Parse value into number. Use numeral.js for numeric parsing and formatting, can handler various input string format like "$10,000.00", "3.467TB", "76%", ...

interface NumberSelector {
  selector: string | string[];
  number: true; // required
  int?: boolean; // round value to int
  default?: number | null; // default value
  format?: "number" | string; // if format string passed then format number to that format (as string)
  roundMode?: "round" | "floor" | "ceil"; // mode used to round value to int
}
  • if invalid number passed, the parser return default value
  • if complex type or null passed, the parser return default value
  • if boolean passed, the parser return 0 for false and 1 for true
  • if format options is 'number', the parser return value as number (default)
  • if format options is other string, the parser return formatted number string
  • list of number format

DateParserEngine

Parse value into date. use day.js for date parsing and formatting

interface NumberSelector {
  selector: string | string[];
  date: true; // required
  parse?: string | string[]; // format for parsing input string into date
  format?: "iso" | "date" | "dayjs" | "timestamp" | string;  // output format
  default?: string | Date | number; // default value
}
  • if invalid date passed, the parser return default value
  • if complex type or null passed, the parser return default value
  • the parse options can be an array of string, for parsing different format
  • if number passed, the parser parse the number as timestamp
  • if format options is 'iso', the parser return value as iso date string (default)
  • if format options is 'date', the parser return value as Date object
  • if format options is 'timestamp', the parser return value as timestamp number
  • if format options is 'dayjs', the parser return value as dayjs instance
  • if format options is other string, the parser return formatted date string
  • list of date format token

Schema Helpers

Using schema helpers function to reduce nesting of your selector. example

import { date, num, obj, Parser } from "@mawngo/html-parser";

const parser = new Parser();

// using schema only
parser.parseHtml(html, {
  selector: {
    number: {
      selector: "pagination li",
      number: true // required for parsing number
    },
    date: {
      selector: "span.date",
      date: true // required for parsing date
    },
    scoped: {
      selector: ".title",
      scope: ["article"]
    }
  }
});

// using helpers
parser.parseHtml(html,
  obj({
    number: num("pagination li"),
    date: date("span.date"),
    scoped: str(".title", ["article"])
  })
);

List of available helpers

  • obj(selector: { [key: string]: GeneralSelector }, scopeOrOptions?): ObjectSelector
  • flat(selector: { [key: string]: GeneralSelector }, scopeOrOptions?): ObjectSelector & { flat: true }
  • num(selector: string | string[], scopeOrOptions?, default?): NumberSelector
  • int(selector: string | string[], scopeOrOptions?, default?): NumberSelector
  • str(selector: string | string[], scopeOrOptions?, default?): StringSelector
  • match(regex: string | RegExp, selector: string | string[], scopeOrOptions?, default?): StringSelector & { match: /regex/ }
  • bool(selector: string | string[], scopeOrOptions?, truthy?, falsy?): BooleanSelector
  • date(selector: string | string[], scopeOrOptions?, parse?, format?, default?): DateSelector

Built-in transforms

Almost all built-in transforms can be applied on single value, array and object.
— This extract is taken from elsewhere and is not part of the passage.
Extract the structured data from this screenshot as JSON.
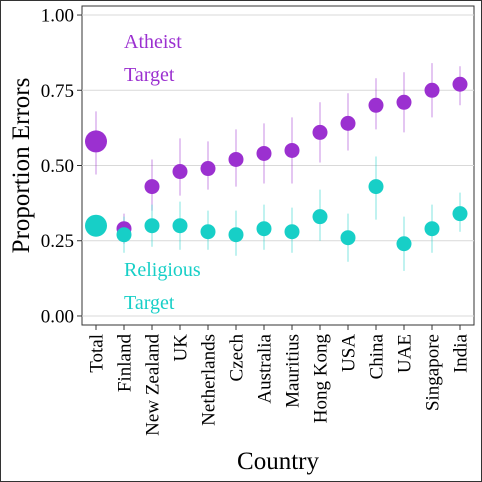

For array and object, the transform will auto applied to each item (in array) or field (in object)

Marked built-in transforms (* at the start) only support some specific type. They will return the input value if type is not supported

  • replace(input, match, replaceBy): replace matched in string (match is treated as regex).

  • match(input, token, flag?, defaultIfNoMatch?): match string (match is treated as regex), return matched value.

  • matchAll(input, token, flag?, defaultIfNoMatch?): like match but return all matched value as array (empty array if not match).

  • split(input, token, flag?): split string by token (token is treated as regex). return array of string.

  • lowercase(input): convert input to lowercase.

  • uppercase(input): convert input to uppercase.

  • title(input): convert input to title (upper case first letter of each word).

  • def(input, default, mode?: "blank", values?: []): return default if input is in values, or input is blank | empty | falsy | null (based on mode)

  • empty(input, default, mode?: "blank", values?: []): like def but return empty string instead of default

  • *join(input, glue?): join array into string. Only support array or object (join all object values into string).

  • *flat(input, depth?): flatten array. Only support array.

  • *unique(input): remove duplicated element in array. Only support array.

  • wrap(input, key?): if key not specified, return array contain input. if key is specified, return object which have 'key' value is input

  • *del(input, match): return null if value equal to match. For object, remove all key which have value equal to match. For array, remove all item equal to match

  • str(input): convert input to string

  • toString(input): call toString on input (basically convert input to string, but without special treatment for array and object). return string

  • json(input): call JSON.stringify on input. return json string

License

MIT